Aging is a multifaceted biological process characterized by progressive molecular and cellular damage accumulation. The brain hippocampus undergoes functional deterioration with age, caused by cellular deficits, decreased synaptic communication, and neuronal death, ultimately leading to memory impairment. One of the factors contributing to this dysfunction is the loss of mitochondrial function. In neurons, mitochondria are categorized into synaptic and non-synaptic pools based on their location. Synaptic mitochondria, situated at the synapses, play a crucial role in maintaining neuronal function and synaptic plasticity, whereas non-synaptic mitochondria are distributed throughout other neuronal compartments, supporting overall cellular metabolism and energy supply. The proper function of synaptic mitochondria is essential for synaptic transmission as they provide the energy required and regulate calcium homeostasis at the communication sites between neurons. Maintaining the structure and functionality of synaptic mitochondria involves intricate processes, including mitochondrial dynamics such as fission, fusion, transport, and quality control mechanisms.

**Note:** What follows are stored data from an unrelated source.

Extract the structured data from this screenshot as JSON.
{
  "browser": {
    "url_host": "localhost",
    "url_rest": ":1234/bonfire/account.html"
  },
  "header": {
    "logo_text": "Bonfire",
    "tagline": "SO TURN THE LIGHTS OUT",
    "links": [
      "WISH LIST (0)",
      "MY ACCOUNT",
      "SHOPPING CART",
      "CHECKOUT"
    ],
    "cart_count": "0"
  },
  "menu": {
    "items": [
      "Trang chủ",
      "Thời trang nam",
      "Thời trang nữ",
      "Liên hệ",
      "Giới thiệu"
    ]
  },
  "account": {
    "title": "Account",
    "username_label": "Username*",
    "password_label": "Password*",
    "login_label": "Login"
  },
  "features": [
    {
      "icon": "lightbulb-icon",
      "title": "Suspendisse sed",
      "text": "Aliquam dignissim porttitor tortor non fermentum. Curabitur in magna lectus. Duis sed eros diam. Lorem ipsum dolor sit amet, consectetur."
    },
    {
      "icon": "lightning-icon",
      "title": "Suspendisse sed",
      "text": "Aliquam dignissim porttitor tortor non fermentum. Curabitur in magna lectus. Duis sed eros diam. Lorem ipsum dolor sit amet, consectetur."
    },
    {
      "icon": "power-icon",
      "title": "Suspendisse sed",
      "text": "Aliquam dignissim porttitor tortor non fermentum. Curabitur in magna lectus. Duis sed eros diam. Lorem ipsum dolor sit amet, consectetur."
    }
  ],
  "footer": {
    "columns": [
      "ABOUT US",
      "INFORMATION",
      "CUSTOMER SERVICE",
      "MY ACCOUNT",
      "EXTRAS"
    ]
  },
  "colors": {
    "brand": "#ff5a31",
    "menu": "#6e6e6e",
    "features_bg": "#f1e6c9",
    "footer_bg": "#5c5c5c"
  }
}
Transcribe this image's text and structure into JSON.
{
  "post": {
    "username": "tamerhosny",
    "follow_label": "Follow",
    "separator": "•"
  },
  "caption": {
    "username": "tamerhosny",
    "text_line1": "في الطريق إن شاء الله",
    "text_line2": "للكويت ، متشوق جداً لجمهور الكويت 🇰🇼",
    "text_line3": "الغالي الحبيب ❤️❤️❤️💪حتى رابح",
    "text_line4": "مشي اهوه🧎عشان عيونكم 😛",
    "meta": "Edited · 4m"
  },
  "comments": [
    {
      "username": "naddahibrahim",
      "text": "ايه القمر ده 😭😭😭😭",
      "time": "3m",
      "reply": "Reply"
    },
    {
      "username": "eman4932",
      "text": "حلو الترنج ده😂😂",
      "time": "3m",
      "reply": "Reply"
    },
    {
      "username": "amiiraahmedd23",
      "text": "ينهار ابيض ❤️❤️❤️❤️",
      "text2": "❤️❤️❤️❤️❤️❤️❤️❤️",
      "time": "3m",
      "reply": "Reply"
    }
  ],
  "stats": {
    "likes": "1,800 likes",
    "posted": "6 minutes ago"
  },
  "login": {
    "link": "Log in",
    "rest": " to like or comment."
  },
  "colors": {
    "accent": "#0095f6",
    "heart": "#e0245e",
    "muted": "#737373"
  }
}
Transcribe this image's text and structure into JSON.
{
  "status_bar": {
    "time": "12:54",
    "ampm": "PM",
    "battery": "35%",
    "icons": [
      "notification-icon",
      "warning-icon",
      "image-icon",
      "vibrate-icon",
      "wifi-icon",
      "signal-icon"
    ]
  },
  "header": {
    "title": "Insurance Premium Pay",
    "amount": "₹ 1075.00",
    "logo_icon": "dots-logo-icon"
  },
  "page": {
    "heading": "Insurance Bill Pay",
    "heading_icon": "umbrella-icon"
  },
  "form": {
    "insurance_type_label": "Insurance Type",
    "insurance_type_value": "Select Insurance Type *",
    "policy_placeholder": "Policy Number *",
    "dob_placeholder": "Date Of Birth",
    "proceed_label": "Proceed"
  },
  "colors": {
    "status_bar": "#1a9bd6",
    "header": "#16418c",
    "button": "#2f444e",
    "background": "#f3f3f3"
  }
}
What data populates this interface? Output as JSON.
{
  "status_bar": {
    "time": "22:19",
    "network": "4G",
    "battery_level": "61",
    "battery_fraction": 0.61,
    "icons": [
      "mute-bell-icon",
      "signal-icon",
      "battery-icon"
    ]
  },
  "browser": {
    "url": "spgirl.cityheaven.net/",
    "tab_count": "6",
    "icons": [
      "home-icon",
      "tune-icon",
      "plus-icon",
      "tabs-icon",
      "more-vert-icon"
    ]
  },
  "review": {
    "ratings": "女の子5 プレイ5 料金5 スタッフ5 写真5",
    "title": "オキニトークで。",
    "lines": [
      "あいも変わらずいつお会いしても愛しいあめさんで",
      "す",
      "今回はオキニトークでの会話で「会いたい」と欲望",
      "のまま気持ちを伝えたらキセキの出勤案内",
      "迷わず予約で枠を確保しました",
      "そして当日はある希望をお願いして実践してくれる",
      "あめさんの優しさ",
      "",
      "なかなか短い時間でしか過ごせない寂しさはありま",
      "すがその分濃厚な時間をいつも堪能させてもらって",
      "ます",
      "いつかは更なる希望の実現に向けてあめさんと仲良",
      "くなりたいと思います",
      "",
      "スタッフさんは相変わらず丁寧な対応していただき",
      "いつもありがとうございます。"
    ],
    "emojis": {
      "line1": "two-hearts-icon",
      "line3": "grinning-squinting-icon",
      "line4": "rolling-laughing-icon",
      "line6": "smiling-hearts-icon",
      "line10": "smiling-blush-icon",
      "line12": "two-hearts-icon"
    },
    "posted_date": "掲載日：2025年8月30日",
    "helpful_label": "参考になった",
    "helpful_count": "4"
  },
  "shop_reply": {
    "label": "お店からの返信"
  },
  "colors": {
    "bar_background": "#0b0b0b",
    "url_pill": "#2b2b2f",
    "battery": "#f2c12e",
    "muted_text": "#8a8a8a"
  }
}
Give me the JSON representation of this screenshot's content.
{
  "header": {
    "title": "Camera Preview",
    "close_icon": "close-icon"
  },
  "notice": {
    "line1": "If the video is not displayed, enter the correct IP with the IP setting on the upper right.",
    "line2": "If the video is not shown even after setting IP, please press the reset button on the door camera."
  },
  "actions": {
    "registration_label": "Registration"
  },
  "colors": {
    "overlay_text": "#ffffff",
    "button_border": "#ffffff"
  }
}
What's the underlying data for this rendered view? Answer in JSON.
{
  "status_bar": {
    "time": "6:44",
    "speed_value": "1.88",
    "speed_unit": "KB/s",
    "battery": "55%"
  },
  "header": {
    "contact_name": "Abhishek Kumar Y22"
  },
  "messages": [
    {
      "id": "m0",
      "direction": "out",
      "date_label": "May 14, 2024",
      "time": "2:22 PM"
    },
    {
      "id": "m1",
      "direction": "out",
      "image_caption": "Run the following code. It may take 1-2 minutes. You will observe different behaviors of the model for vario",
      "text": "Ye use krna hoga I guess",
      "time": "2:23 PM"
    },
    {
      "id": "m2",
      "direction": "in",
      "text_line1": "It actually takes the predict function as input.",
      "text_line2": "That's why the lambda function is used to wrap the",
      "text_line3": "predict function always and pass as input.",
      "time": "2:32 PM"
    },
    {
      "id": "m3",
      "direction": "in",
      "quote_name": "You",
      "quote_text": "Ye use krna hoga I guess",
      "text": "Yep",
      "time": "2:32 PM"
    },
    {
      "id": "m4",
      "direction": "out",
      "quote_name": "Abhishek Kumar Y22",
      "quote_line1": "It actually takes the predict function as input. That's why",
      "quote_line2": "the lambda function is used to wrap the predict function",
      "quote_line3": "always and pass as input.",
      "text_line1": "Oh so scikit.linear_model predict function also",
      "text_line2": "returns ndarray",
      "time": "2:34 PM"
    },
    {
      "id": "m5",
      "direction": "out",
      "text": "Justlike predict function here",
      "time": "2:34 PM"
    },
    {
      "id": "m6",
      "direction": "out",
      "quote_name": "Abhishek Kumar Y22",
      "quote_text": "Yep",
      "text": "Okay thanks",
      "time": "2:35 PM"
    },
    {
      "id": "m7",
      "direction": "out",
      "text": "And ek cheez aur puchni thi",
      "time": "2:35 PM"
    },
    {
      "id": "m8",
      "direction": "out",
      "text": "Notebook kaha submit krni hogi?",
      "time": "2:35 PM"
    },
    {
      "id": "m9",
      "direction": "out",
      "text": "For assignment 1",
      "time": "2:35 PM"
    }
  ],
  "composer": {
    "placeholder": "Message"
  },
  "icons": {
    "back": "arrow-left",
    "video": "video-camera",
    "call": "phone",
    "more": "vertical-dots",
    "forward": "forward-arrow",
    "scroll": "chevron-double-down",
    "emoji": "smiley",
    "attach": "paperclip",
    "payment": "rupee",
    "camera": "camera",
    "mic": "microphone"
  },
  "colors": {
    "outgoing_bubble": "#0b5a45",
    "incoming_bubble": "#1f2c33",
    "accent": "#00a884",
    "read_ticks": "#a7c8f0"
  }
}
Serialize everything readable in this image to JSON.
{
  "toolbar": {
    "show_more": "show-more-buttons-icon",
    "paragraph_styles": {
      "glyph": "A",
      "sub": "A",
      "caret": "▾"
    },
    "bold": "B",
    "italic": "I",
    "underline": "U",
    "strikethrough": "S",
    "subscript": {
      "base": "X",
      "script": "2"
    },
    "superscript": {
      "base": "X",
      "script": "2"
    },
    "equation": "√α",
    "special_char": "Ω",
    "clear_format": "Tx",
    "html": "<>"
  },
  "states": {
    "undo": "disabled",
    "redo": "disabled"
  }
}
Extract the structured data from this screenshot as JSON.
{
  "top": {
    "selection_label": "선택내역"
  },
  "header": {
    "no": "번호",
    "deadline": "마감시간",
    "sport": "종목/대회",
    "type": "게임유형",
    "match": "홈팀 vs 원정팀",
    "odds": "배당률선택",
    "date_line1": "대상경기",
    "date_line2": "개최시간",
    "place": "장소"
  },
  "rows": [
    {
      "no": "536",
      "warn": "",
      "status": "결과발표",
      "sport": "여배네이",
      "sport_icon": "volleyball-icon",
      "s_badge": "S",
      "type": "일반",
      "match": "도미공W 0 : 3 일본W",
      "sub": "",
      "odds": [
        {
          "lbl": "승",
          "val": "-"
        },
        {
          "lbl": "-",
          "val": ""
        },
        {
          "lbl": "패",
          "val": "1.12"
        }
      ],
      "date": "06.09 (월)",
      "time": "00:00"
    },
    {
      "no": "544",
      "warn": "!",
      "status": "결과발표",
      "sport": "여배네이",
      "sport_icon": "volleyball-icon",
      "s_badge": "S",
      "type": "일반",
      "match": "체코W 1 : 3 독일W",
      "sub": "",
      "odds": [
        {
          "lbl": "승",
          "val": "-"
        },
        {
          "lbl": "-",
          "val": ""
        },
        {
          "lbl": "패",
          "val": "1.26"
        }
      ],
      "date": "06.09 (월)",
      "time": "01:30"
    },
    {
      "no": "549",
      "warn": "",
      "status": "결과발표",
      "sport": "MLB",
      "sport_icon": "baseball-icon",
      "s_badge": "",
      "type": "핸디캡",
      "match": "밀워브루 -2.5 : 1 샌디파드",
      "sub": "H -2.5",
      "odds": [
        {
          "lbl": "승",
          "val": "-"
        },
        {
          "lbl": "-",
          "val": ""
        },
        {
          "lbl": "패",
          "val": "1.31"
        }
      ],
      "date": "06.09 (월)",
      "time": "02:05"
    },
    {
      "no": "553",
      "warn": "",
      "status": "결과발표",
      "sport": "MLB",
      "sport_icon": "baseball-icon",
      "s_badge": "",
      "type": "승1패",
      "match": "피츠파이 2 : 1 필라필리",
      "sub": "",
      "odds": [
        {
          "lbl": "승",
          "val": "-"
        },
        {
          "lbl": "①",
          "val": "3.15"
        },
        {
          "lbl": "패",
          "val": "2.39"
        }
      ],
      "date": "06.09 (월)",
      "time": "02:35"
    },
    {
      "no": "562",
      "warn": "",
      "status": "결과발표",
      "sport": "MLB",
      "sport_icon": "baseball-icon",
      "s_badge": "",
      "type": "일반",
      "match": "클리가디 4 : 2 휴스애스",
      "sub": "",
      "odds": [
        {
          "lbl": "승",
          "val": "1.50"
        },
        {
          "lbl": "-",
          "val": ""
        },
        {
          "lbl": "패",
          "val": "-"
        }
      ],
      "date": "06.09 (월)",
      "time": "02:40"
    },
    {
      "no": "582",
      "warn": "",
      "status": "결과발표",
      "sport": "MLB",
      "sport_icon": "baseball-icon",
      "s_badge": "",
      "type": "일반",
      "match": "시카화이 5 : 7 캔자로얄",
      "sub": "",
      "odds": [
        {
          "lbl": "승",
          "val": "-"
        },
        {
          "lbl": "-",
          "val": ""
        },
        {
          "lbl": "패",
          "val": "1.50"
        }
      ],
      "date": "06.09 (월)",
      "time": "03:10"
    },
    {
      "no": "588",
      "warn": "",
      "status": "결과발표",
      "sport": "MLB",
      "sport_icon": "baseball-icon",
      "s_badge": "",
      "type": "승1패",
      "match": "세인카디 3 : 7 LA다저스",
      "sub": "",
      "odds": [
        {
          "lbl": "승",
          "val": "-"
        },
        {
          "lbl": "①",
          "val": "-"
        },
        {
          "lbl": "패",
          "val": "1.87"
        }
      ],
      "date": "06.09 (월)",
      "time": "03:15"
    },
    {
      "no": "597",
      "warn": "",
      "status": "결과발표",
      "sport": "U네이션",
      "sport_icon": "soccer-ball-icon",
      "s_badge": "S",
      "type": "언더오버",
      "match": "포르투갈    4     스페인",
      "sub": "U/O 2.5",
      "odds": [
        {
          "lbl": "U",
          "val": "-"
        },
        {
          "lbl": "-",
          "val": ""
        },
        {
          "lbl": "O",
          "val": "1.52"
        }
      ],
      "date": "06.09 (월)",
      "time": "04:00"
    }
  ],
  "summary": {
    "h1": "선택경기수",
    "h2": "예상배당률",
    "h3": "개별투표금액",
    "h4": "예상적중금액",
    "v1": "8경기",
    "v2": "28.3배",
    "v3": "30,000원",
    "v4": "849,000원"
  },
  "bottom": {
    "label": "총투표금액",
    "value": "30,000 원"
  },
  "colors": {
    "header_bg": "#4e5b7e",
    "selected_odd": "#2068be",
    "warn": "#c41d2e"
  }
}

These processes ensure that mitochondria remain functional, replace damaged organelles, and sustain cellular homeostasis at synapses. Notably, deficiencies in these mechanisms have been increasingly associated with aging and the onset of age-related neurodegenerative diseases. Synaptic mitochondria from the hippocampus are particularly vulnerable to age-related changes, including alterations in morphology and a decline in functionality, which significantly contribute to decreased synaptic activity during aging. This review comprehensively explores the critical roles that mitochondrial dynamics and quality control mechanisms play in preserving synaptic activity and neuronal function. It emphasizes the emerging evidence linking the deterioration of synaptic mitochondria to the aging process and the development of neurodegenerative diseases, highlighting the importance of these organelles from hippocampal neurons as potential therapeutic targets for mitigating cognitive decline and synaptic degeneration associated with aging. The novelty of this review lies in its focus on the unique vulnerability of hippocampal synaptic mitochondria to aging, underscoring their importance in maintaining brain function across the lifespan.